“Finché non provi a farlo non saprai mai cosa sei capace di fare”
Tutto è cominciato grazie al triathlon. È stato un colpo di fulmine, inaspettato. Come sempre accade in questi casi. Come sempre accade quando si trova ciò che ancora non sappiamo di cercare. Un’emozione incontenibile… l’idea di una sfida. La fiducia in un sogno.
Credo che sia stata colpa dell’Elbaman 2014. Anzi ne sono certa! Mi aspettava un ruolo da sostenitrice e appassionata tifosa (il mio compagno era iscritto), poi a qualche giorno dalla gara l’organizzazione chiede la disponibilità di una persona per aiutare un disabile in zona cambio, all’epoca non sapevo neanche che questo ruolo si chiamasse handler. Io rispondo all’organizzazione che se non devo sollevare qualcuno di peso sono disponibile. Arruolata. Non so nulla di chi aiuterò, ho solo un nome (Mirko) e un numero di telefono, insieme ad un accordo per sentirci il giorno prima della gara. Dallo staff mi dicono semplicemente di farmi viva appena arrivo sull’isola per la questione dei pass. Nella mia testa da quel momento è stato come se avessi anche io la mia parte di gara. Più che nella testa, nel cuore a ripensarci… Sapevo che una persona avrebbe fatto affidamento su di me per arrivare al traguardo. Anche per pochi minuti, anche in maniera infinitesimale, ma ero dentro.
Ci si è messo poi anche il sole, l’unica edizione della storia, dicono, col sole a picco e una temperatura che neanche ad agosto. Io ero partita con pile e giubbotto antivento (sai, pensavo… l’alba, il freddo, star fermi tante ore mentre c’è la gara) arriviamo là e sembra il set di un film.
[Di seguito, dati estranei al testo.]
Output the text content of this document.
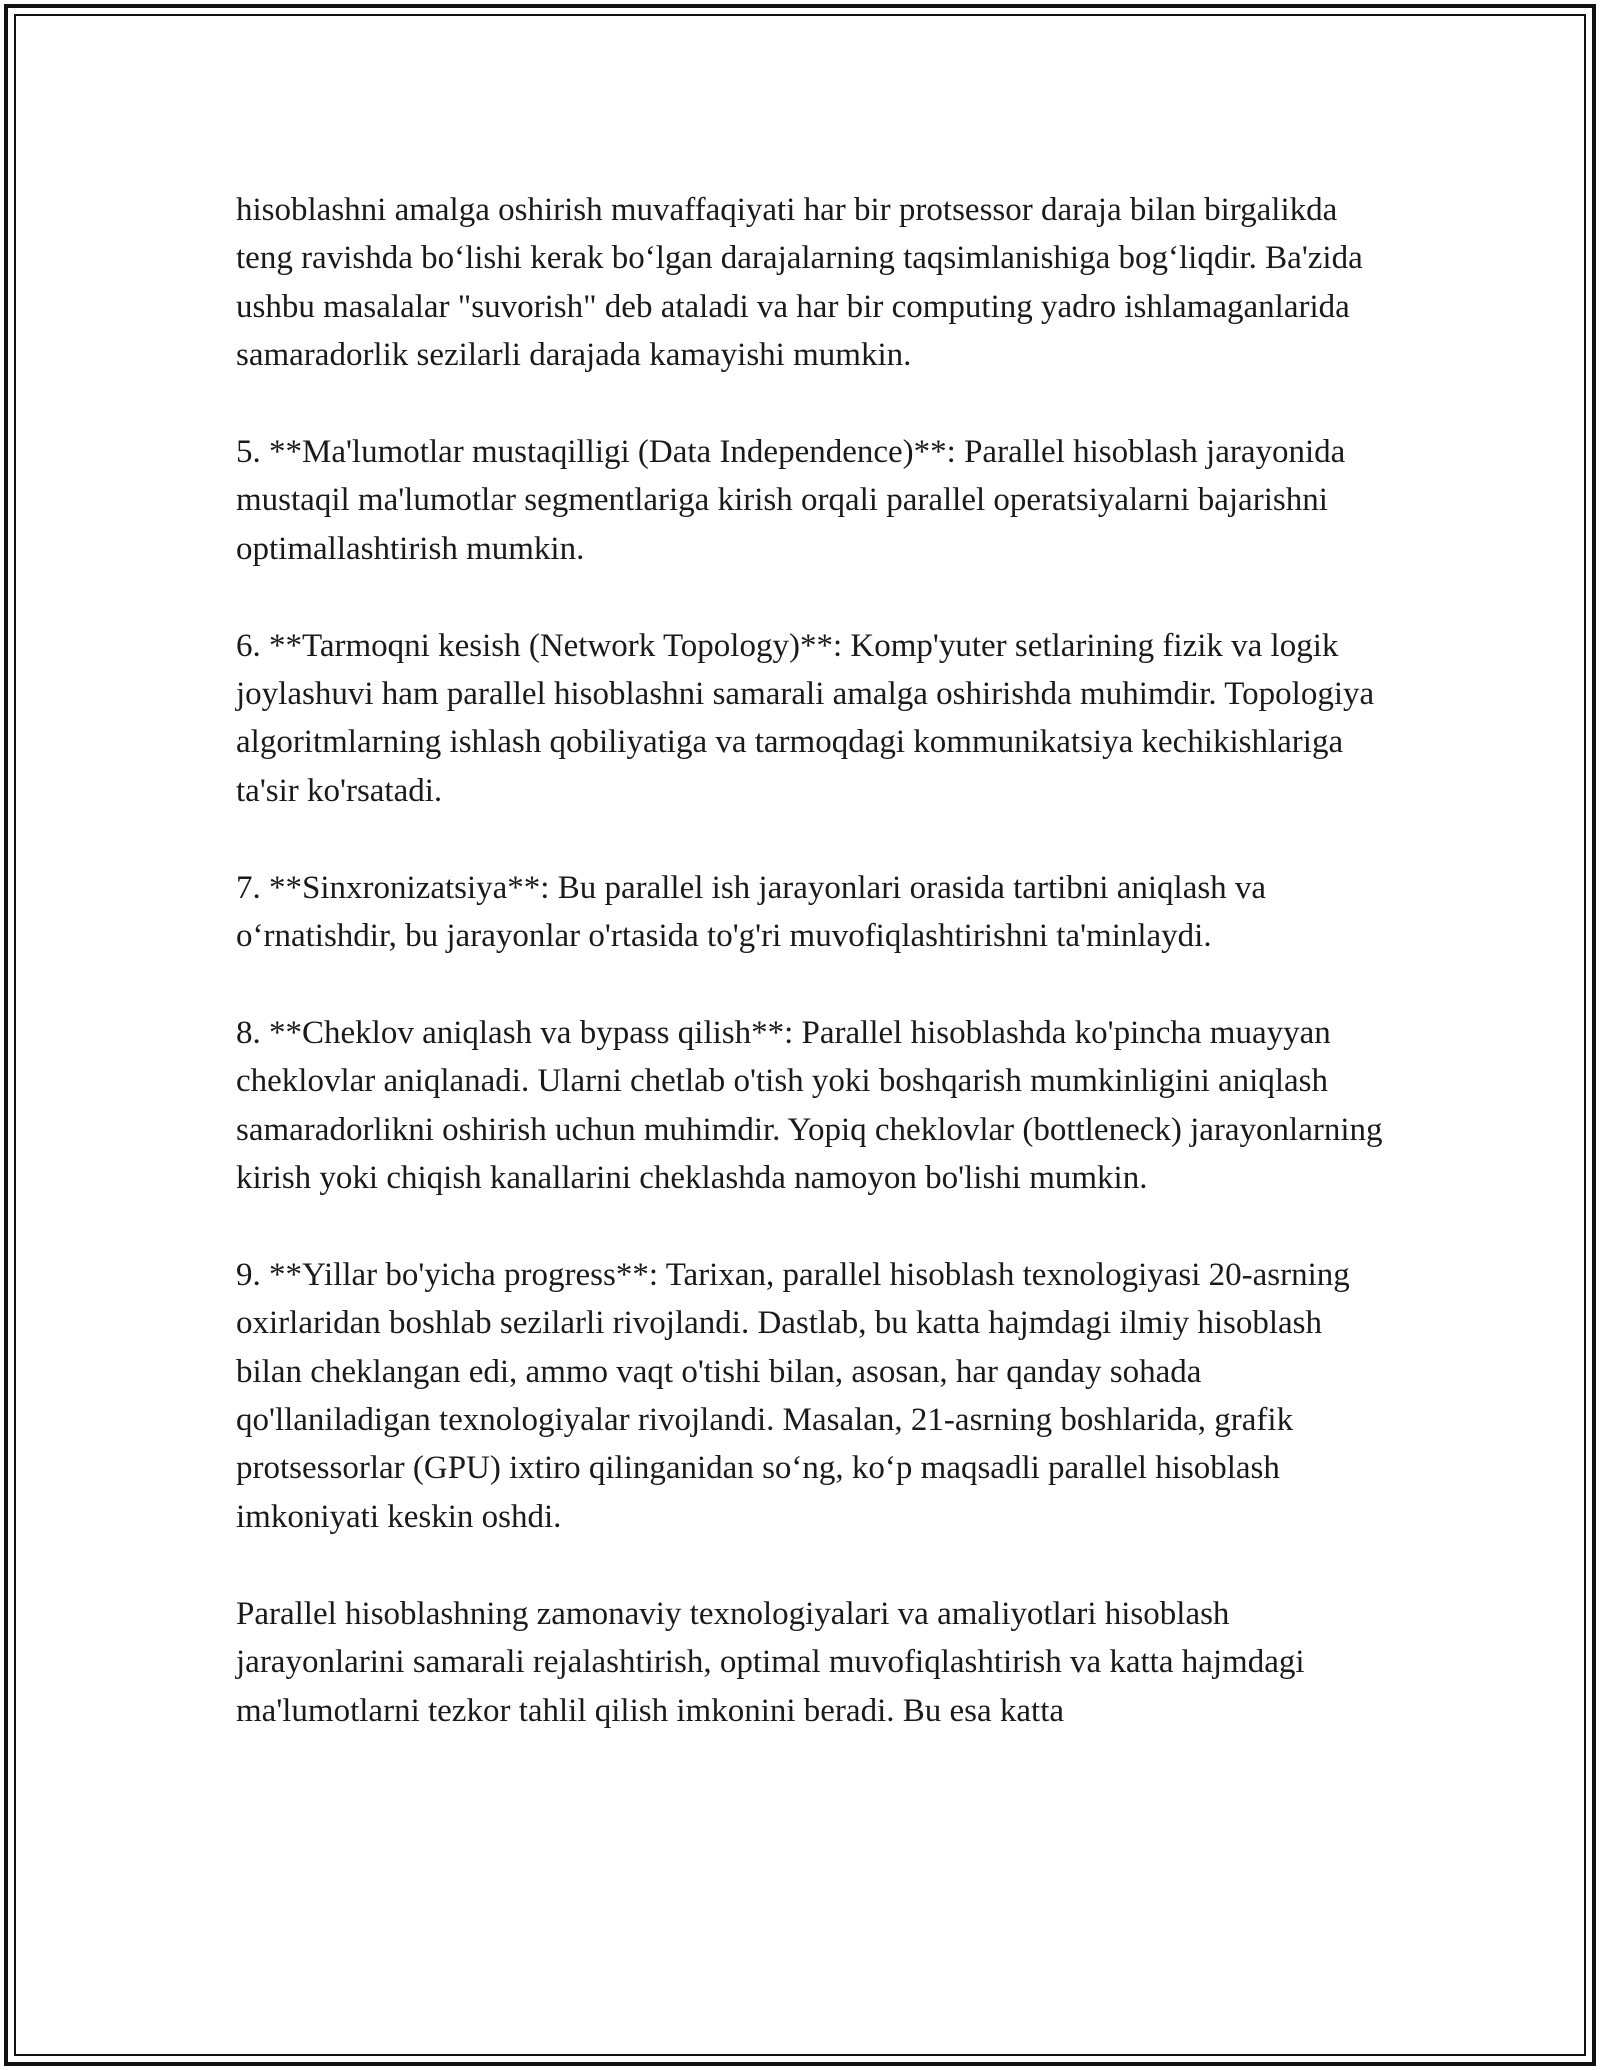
hisoblashni amalga oshirish muvaffaqiyati har bir protsessor daraja bilan birgalikda teng ravishda boʻlishi kerak boʻlgan darajalarning taqsimlanishiga bogʻliqdir. Ba'zida ushbu masalalar "suvorish" deb ataladi va har bir computing yadro ishlamaganlarida samaradorlik sezilarli darajada kamayishi mumkin.

5. **Ma'lumotlar mustaqilligi (Data Independence)**: Parallel hisoblash jarayonida mustaqil ma'lumotlar segmentlariga kirish orqali parallel operatsiyalarni bajarishni optimallashtirish mumkin.

6. **Tarmoqni kesish (Network Topology)**: Komp'yuter setlarining fizik va logik joylashuvi ham parallel hisoblashni samarali amalga oshirishda muhimdir. Topologiya algoritmlarning ishlash qobiliyatiga va tarmoqdagi kommunikatsiya kechikishlariga ta'sir ko'rsatadi.

7. **Sinxronizatsiya**: Bu parallel ish jarayonlari orasida tartibni aniqlash va oʻrnatishdir, bu jarayonlar o'rtasida to'g'ri muvofiqlashtirishni ta'minlaydi.

8. **Cheklov aniqlash va bypass qilish**: Parallel hisoblashda ko'pincha muayyan cheklovlar aniqlanadi. Ularni chetlab o'tish yoki boshqarish mumkinligini aniqlash samaradorlikni oshirish uchun muhimdir. Yopiq cheklovlar (bottleneck) jarayonlarning kirish yoki chiqish kanallarini cheklashda namoyon bo'lishi mumkin.

9. **Yillar bo'yicha progress**: Tarixan, parallel hisoblash texnologiyasi 20-asrning oxirlaridan boshlab sezilarli rivojlandi. Dastlab, bu katta hajmdagi ilmiy hisoblash bilan cheklangan edi, ammo vaqt o'tishi bilan, asosan, har qanday sohada qo'llaniladigan texnologiyalar rivojlandi. Masalan, 21-asrning boshlarida, grafik protsessorlar (GPU) ixtiro qilinganidan soʻng, koʻp maqsadli parallel hisoblash imkoniyati keskin oshdi.

Parallel hisoblashning zamonaviy texnologiyalari va amaliyotlari hisoblash jarayonlarini samarali rejalashtirish, optimal muvofiqlashtirish va katta hajmdagi ma'lumotlarni tezkor tahlil qilish imkonini beradi. Bu esa katta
Zona cambio che si popola in maniera frenetica, aria mite, urla e sussurri in tante lingue, concentrazione e allegria insieme, poi il responsabile della zona cambio che sorride e mi dice: vai in segreteria e fatti mettere il braccialetto.
All’ora stabilita arriva la telefonata che fissa l’appuntamento con Mirko, che poi sono Sergio e Mirko, due amici, dieci anni di differenza, entrambi non hanno l’uso di un braccio. Mi spiegano che avranno bisogno di una mano per la muta e Sergio per il casco (lui ci tiene al cronometro), Mirko invece vuole solo arrivare alla fine, è il suo primo mezzo. Neanche a dirlo entrambi hanno la luce negli occhi, insieme alla determinazione di tutti gli altri, che in loro non può non valere di più.
La mattina della gara è ancora notte, si esce presto per andare a sistemare le ultime cose, le bici sono già lì. La zona cambio è riservata agli atleti ed entrare è come varcare la soglia di un tempio, o meglio di un monastero, un luogo per adepti o devoti. Ma lì mi sento subito bene, tanto emozionata ma a mio agio. Faccio quel che devo con Mirko e Sergio, qualche foto per me, guardo in silenzio il mio compagno compiere gesti precisi capendo che per lui, come per gli altri, la gara è iniziata varcando quella soglia. Il risultato dipenderà anche da come tutto lì sarà al suo posto. Poi un aiuto ad un giudice che non sa il francese e sta tentando di spiegare ad un atleta svizzero quale spazio può occupare, poi… ci siamo. In un attimo inizia ad albeggiare e siamo già in spiaggia. Pronti ad iniziare ognuno la propria gara.
Ed è proprio questa la magia del triathlon. Ogni partecipante ha una storia, una gara personale, compie l’impresa, al di là del risultato degli altri. Quelli che gareggiano davvero per i primi posti sono una manciata, gli altri gareggiano contro l’avversario più temibile di tutti, se stessi. L’aria che si respira per questo è unica. Gli sguardi che si incrociano indimenticabili.
È uno sport straordinario, l’ho capito quel giorno, straordinario è allenarsi per quello sport,oggi lo so. Straordinario ciò che si può diventare grazie ad esso.
Quando ancora tentennavo sulle distanze, sulle tipologie e sui dettagli, sapevo che quell’emozione doveva essere mia. Nonostante i mille impegni, nonostante la fatica, nonostante l’invalidità. Nonostante tutto.
Oggi lo sport fa parte della mia vita, anche se cambiano le priorità, i sogni e gli obiettivi. Lo sport è uno strumento (non è un fine!) che mi permette di vivere al meglio la mia disabilità e, insieme all’alimentazione, mi tiene in equilibrio!